Una “moda” che fu bollata come “pura follia” dall'allora coordinatore dell'Associazione per la difesa del consumatore, Telefono Blu, Piero Orsoni: “È un urlo liberatorio privo di significato che viene lanciato così, tanto per fare qualcosa. Può sembrare uno scherzo ma non è così. Questi giovani, amici di questo fantomatico Valerio, probabilmente alienati o angosciati, ripetono il nome ad alta voce per tutta la notte. Qualcuno deve fare qualcosa...non è più tollerabile tutto ciò”.

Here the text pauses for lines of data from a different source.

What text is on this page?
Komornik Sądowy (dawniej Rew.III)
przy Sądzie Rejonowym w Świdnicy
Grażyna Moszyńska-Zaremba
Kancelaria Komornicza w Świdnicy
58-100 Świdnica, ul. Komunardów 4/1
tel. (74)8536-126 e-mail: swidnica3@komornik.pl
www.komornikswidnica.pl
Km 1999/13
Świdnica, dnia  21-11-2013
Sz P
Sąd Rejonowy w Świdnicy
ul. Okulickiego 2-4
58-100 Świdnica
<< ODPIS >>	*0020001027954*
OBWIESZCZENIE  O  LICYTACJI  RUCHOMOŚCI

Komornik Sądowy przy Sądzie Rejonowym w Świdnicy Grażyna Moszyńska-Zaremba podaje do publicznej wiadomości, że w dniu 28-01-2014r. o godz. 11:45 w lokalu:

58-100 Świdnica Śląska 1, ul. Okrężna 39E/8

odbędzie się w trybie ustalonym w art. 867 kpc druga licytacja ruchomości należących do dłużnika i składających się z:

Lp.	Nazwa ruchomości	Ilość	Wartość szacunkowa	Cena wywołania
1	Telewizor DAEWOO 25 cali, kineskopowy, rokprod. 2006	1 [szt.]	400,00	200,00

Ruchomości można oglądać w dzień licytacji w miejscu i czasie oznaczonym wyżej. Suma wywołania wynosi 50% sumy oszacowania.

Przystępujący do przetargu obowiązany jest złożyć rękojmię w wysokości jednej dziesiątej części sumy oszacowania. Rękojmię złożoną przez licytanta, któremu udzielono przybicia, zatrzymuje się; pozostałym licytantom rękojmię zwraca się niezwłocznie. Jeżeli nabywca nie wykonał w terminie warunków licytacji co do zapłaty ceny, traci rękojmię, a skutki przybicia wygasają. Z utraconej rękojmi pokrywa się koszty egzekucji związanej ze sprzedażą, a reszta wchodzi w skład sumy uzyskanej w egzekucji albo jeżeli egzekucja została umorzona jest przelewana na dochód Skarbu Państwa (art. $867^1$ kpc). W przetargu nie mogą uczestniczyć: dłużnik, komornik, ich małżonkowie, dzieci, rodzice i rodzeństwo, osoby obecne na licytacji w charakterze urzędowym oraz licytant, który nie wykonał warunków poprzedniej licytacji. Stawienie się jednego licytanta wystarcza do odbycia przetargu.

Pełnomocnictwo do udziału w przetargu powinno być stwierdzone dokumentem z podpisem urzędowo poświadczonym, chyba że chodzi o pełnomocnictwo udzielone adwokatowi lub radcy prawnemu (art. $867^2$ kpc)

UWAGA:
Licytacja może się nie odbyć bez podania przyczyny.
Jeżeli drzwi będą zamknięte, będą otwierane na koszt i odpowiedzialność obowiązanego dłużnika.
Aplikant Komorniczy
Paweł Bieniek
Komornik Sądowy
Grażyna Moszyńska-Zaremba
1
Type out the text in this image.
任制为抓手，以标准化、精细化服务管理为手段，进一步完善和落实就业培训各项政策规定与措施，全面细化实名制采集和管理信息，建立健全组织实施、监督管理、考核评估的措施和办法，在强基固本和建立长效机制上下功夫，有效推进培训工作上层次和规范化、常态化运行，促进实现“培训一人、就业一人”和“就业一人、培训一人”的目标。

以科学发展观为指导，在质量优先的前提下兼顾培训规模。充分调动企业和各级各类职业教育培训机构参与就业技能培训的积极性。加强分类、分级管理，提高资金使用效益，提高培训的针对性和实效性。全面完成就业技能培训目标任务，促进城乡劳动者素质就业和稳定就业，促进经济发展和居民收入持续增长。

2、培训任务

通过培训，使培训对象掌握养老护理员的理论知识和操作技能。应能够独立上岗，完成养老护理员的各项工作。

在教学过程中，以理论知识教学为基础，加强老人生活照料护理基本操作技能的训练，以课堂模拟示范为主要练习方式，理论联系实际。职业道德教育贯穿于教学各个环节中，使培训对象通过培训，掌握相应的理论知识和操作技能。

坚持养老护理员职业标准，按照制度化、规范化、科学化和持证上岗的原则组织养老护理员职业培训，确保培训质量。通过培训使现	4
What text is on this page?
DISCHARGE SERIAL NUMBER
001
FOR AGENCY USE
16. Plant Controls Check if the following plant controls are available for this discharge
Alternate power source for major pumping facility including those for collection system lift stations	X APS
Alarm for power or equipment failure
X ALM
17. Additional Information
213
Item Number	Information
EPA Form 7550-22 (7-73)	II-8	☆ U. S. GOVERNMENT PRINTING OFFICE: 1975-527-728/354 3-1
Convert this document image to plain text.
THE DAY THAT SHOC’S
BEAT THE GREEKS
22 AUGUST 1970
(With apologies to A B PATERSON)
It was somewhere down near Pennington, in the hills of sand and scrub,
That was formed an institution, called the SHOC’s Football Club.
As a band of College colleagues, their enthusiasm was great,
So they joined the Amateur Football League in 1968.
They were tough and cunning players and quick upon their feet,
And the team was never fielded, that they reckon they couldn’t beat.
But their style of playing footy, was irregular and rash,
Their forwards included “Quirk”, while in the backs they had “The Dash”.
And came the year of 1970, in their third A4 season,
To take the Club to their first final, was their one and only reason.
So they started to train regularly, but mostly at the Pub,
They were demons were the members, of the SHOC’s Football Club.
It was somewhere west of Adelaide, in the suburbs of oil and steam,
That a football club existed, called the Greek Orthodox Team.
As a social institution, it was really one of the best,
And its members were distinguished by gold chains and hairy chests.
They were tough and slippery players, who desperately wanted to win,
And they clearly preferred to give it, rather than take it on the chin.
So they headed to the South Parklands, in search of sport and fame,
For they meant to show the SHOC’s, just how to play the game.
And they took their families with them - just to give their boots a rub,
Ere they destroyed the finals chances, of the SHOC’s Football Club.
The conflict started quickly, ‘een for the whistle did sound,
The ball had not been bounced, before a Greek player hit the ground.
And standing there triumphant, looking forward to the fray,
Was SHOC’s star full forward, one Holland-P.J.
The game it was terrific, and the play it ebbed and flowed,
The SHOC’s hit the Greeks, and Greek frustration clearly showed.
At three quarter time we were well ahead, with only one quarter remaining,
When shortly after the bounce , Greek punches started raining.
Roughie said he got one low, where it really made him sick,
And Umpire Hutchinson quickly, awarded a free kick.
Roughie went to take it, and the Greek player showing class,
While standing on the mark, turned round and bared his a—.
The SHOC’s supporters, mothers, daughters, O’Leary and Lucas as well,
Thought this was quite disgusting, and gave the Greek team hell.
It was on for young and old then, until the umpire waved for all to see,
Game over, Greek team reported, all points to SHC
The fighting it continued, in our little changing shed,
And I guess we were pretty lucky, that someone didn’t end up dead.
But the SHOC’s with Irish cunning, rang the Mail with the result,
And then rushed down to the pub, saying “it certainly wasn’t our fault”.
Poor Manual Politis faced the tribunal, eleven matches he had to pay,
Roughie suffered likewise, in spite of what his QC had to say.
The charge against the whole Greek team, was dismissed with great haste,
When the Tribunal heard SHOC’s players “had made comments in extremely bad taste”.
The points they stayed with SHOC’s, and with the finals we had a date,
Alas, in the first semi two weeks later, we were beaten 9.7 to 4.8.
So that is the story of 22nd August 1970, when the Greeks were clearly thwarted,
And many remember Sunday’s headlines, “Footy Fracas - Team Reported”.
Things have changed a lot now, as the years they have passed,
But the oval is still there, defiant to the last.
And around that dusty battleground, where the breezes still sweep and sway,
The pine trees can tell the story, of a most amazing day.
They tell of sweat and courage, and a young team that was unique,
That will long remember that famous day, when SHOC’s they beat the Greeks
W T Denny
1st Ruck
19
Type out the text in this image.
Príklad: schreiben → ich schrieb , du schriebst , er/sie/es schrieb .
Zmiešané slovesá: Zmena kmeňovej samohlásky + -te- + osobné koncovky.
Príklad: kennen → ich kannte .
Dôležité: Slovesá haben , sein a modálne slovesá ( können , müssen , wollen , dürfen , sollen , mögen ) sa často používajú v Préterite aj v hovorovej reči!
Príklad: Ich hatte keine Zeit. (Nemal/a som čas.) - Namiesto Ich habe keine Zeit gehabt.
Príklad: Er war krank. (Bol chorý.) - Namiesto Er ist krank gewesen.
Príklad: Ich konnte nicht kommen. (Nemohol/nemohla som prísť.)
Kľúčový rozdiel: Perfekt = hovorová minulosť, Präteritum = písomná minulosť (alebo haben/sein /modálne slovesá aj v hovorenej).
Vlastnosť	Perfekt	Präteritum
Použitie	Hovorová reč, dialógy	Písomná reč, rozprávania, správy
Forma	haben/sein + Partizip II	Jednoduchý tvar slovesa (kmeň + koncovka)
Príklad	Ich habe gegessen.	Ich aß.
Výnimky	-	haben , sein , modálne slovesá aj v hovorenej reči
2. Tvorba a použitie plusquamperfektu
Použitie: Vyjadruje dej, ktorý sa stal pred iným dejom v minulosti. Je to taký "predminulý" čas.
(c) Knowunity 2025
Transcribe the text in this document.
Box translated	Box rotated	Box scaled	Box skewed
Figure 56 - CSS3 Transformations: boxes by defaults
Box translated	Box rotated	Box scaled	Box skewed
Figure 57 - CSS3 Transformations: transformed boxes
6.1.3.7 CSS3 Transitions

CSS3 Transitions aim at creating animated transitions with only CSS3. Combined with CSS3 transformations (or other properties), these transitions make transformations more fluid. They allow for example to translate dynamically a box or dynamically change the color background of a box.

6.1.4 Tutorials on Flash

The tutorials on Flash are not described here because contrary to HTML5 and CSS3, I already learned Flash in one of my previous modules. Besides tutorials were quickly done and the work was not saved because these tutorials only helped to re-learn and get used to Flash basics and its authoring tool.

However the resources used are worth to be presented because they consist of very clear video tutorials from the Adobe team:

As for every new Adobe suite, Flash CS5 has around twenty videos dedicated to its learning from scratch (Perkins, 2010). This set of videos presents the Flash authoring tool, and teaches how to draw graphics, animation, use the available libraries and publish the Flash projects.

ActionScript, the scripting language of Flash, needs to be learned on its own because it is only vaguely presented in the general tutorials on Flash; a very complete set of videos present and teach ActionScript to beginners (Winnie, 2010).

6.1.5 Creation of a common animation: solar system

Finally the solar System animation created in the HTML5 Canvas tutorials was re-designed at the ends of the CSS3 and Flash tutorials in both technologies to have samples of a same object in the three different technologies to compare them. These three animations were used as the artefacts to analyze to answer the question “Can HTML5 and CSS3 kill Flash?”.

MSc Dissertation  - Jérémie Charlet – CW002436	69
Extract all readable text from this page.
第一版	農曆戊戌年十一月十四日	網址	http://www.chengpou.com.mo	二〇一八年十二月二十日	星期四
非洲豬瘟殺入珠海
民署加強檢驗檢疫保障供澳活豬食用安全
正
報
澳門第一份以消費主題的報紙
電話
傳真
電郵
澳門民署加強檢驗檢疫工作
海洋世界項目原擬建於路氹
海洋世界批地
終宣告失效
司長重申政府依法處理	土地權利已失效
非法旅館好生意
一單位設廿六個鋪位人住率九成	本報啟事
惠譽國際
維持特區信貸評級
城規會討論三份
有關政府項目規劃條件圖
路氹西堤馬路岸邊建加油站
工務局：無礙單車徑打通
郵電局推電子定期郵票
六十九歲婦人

Riassunto: gli anni passano, ma le cretinate restano. Con qualche differenza. Per esempio nel 1998, né l'allora segretario della Lega, Umberto Bossi, né il leader dell'Ulivo, Romano Prodi, pensarono di mandare un messaggio pubblico di auguri a Valerio. Cosa che invece, con Gino, hanno puntualmente fatto sia Matteo Salvini che Matteo Renzi, attraverso i propri profili Instagram. In questo i social hanno segnato la vera rivoluzione. Perché 20 anni fa se stavi nella tua cameretta a bestemmiare con un Nintendo fra le mani non avevi fan pronti a rilanciare il tuo “verbo”, mentre oggi i gradi di separazione fra uno youtuber e un aspirante premier sono di fatto evaporati. Il che qualche volta (non in questo caso), può persino essere un bene.
Ultimissima considerazione: con i social tutto è più trasparente. Così se l'identità del molestatore che lanciò per primo il grido “Valerio” rimase per sempre ignota, adesso, dopo neanche 24 ore, già conoscevamo nome, nickname e volto del provetto provocatore. Non solo: lo youtuber in questione si è pure preso la briga di postare un video per rivendicare la paternità dell'ingegnosa trovata e per difendere, da novello Bravehart, i suoi adepti dall'accusa di essere dei pecoroni senza personalità. Un mirabolante speech in cui il nuovo idolo del web tiene - nell'ordine - a farci sapere che “Gino” è un “trend-setter” (sic!) partito da lui, che non è una molestia ma un “progetto sciallo”, che se sei un influencer non puoi lamentarti di un altro influencer che ha “fatto partire una moda” e che in fondo c'è poco da stupirsi perché non si tratta neppure di un'idea così originale in quanto lui, Blur, agli albori della sua carriera da youtuber già si era inventato una simile performance chiedendo ai suoi folloui di postare su Twitter, Facebook e Youtube il neologismo #ZEJIMBRASDAY. Con un solo rammarico: “non andò mai virale perché avevo pochi numeri”.
Fra averli e darli i numeri, forse, a volte, è meglio la seconda. Quasi quasi adesso apro la finestra e per disperazione inizio a gridare “Valerio”.